Para garantir a segurança necessária e a proteção dos utilizadores, muitas apps e serviços delegam a autenticação nas redes sociais. Assim, e com uma autenticação conhecida, os utilizadores têm acesso garantido e, acima de tudo, seguro.
A prova que este nem sempre é um processo seguro é que surgem agora informações importantes. Segundo o que foi revelado, os mecanismos de autenticação do Facebook e do Twitter foram abusados e várias apps aproveitaram-se. Isto resultou em mais um roubo de dados dos utilizadores.
Mais uma falha de segurança usada para roubar dados
Esta nova falha de segurança foi revelada agora pelo próprio Twitter, que relatou de forma detalhada o processo usado. Depois de alertados por uma empresa de segurança, avaliaram a situação e confirmaram que os dados tinha sido roubados. Para além da sua autenticação, também a do Facebook foi afetada.
Segundo foi revelado, o problema não está nos mecanismos de autenticação destas redes sociais, mas sim num elemento externo. A SDK de desenvolvimento de software mantida pela oneAudience tinha código malicioso e que capturava os dados dos utilizadores.
Dos dados que se sabem ter estado acessíveis, podemos contar com o email, nome de utilizador e o último Tweet partilhado. A empresa não tem evidências de que esta falha tenha sido explorada para ganhar o controlo da conta de qualquer utilizador.

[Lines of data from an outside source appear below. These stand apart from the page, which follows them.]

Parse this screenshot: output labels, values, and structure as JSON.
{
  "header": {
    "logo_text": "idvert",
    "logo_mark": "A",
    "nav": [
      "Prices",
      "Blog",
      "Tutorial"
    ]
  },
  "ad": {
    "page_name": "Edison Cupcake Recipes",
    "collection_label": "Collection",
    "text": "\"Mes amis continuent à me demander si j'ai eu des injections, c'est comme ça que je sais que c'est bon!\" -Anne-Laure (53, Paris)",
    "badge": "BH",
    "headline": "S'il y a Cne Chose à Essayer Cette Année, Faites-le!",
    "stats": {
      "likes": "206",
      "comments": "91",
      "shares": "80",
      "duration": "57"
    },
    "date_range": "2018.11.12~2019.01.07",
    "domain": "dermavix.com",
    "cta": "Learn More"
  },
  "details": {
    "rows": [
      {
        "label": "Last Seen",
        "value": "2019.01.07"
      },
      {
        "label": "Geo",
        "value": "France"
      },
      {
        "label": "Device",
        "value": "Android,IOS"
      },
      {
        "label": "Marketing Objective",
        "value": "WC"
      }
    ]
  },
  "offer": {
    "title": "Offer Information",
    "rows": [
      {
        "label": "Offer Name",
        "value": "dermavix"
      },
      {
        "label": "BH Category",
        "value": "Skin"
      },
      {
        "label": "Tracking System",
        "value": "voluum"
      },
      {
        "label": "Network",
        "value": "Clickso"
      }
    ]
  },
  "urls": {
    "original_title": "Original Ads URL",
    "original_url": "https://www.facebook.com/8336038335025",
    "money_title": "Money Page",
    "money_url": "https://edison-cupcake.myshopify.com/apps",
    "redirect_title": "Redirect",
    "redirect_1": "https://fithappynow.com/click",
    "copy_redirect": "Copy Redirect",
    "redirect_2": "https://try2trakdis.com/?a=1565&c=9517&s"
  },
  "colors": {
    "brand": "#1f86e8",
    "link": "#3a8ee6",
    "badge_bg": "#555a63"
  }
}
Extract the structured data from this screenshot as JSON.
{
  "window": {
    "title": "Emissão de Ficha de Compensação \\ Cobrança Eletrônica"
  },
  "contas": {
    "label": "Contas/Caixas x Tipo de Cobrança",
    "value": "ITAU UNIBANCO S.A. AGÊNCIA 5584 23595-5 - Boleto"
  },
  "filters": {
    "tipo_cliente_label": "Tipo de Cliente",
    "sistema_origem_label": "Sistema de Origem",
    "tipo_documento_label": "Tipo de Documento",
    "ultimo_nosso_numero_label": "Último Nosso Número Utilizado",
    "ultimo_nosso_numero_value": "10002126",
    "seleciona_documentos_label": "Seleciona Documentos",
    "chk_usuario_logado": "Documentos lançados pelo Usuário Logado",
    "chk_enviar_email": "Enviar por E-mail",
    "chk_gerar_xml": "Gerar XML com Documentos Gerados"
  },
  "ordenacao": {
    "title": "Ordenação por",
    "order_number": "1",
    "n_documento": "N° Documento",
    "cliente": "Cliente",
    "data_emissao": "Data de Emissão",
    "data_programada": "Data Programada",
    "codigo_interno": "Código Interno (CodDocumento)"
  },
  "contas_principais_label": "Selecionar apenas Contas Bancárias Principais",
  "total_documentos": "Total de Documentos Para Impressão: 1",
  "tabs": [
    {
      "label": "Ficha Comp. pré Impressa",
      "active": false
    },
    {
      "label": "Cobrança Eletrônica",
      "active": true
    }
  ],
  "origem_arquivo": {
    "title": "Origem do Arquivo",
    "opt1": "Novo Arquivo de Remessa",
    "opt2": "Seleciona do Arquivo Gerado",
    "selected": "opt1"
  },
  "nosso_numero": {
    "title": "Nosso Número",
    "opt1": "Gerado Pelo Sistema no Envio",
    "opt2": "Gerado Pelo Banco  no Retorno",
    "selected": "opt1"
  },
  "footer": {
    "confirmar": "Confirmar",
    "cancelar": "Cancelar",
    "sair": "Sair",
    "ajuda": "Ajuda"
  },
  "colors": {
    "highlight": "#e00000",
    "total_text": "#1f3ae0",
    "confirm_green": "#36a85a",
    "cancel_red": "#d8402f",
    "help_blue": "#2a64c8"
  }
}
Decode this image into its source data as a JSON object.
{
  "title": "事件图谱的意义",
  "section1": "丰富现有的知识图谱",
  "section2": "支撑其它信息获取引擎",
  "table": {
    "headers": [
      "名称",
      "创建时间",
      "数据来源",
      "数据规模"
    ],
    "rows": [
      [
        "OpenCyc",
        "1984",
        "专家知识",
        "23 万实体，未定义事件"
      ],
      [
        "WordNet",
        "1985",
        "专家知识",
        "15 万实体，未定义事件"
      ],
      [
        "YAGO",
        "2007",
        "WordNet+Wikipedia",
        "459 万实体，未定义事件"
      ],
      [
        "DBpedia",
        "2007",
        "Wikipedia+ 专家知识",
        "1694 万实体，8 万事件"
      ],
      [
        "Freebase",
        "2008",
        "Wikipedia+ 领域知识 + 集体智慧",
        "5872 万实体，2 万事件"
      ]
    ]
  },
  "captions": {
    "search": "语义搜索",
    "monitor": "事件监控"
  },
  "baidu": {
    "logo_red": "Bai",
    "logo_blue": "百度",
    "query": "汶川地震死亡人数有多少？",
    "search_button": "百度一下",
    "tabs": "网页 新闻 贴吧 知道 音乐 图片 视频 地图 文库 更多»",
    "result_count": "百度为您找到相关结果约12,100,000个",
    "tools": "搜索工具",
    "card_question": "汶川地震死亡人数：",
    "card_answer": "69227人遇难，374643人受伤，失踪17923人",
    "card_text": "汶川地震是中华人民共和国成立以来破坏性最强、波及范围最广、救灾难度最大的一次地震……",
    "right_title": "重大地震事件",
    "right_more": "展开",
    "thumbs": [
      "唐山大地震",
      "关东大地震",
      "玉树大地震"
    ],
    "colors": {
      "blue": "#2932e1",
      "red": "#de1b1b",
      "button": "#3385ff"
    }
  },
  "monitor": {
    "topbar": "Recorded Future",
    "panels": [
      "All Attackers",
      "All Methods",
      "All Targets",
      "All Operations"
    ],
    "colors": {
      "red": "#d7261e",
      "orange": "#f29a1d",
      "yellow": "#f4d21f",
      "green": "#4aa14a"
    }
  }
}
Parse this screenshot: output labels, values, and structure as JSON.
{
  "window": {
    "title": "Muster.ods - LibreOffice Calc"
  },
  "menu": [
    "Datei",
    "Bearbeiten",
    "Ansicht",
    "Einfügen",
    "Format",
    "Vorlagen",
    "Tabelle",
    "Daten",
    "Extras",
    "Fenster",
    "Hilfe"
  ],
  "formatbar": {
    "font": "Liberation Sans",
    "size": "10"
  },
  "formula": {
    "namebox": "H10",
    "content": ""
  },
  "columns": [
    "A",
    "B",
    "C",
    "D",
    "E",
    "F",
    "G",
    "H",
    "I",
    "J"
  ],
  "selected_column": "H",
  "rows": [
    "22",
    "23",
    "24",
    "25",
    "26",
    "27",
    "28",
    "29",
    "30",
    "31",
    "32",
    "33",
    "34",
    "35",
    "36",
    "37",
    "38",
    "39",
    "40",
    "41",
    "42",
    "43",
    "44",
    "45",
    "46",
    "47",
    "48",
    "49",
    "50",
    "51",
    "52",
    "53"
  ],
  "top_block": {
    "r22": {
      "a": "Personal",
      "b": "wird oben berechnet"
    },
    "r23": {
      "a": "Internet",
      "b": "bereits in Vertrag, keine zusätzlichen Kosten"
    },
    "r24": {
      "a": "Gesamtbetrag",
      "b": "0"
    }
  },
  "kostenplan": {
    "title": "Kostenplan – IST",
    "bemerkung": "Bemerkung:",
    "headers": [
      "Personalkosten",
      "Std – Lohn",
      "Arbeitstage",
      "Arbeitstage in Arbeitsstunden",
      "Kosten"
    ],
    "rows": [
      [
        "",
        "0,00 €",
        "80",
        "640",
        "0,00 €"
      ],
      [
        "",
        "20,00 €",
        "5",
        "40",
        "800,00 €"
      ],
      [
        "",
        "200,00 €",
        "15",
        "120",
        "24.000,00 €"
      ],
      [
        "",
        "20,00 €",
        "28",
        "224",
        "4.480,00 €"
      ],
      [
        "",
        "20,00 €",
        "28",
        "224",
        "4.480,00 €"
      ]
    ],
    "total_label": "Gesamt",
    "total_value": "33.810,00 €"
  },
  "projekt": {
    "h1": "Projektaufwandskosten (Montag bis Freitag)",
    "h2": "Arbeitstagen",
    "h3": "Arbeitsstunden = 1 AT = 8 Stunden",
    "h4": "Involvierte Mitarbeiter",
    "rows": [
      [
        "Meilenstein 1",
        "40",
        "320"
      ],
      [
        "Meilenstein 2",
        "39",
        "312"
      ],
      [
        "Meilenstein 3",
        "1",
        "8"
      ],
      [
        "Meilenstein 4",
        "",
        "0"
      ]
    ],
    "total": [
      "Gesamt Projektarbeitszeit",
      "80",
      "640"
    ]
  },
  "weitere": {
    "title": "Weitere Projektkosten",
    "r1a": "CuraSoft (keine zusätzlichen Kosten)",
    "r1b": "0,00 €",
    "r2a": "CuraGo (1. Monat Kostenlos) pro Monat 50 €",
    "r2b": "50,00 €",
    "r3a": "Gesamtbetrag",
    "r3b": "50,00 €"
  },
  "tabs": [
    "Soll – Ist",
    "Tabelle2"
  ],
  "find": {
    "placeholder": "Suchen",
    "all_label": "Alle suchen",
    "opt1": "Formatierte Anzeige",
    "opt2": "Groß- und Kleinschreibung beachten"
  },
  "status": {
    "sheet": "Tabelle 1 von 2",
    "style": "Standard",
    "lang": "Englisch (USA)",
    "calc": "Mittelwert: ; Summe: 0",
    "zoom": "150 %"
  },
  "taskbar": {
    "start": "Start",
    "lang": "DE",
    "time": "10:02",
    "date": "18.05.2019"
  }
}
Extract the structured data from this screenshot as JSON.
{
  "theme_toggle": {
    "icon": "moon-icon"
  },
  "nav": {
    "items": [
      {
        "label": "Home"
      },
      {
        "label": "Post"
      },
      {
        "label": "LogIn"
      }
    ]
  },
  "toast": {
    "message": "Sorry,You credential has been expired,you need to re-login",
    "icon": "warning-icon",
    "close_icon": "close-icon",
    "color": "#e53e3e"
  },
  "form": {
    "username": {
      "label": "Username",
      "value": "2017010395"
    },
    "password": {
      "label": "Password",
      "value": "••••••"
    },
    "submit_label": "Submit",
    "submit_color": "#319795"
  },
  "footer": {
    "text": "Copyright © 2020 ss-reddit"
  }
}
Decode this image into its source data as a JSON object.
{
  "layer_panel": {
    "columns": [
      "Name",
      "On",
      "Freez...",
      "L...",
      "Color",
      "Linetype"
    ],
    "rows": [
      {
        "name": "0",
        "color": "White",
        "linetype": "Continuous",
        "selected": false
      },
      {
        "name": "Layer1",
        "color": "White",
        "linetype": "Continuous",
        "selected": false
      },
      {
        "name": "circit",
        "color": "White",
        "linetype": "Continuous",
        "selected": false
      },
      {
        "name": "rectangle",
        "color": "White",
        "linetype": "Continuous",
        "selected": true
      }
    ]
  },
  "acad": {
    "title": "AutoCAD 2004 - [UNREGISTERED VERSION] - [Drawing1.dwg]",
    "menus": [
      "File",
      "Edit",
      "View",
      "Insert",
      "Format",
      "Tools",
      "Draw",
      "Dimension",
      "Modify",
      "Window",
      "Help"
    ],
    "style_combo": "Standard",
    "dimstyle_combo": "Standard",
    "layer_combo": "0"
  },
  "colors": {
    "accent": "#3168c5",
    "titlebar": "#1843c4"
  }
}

Os alvos foram os utilizadores do Twitter e do Facebook
Sendo esta uma SDK mais virada para o desenvolvimento de apps para Android, estima-se que apenas os utilizadores deste sistema tenham sido afetados. A empresa de segurança contactou também a Google e a Apple, para que sejam verificados os acessos aos dados dos seus utilizadores.
De forma a garantir a proteção dos dados, o Twitter vai, contudo, contactar todos os utilizadores que usaram estas apps. Recomenda também a remoção de apps estranhas e o bloqueio do acesso aos dados por estas mesmas apps. O Facebook revelou que já contactou a oneAudience e bloqueou o acesso das apps que usam esta SDK.
Este é mais um caso grave de roubo de dados. Mesmo não sendo culpa dos mecanismos das redes, está focado principalmente nos serviços que oferecem e na forma como dão acesso aos dados. Mais uma vez os visados são os utilizadores que confiam nestes mecanismos, supostamente seguros.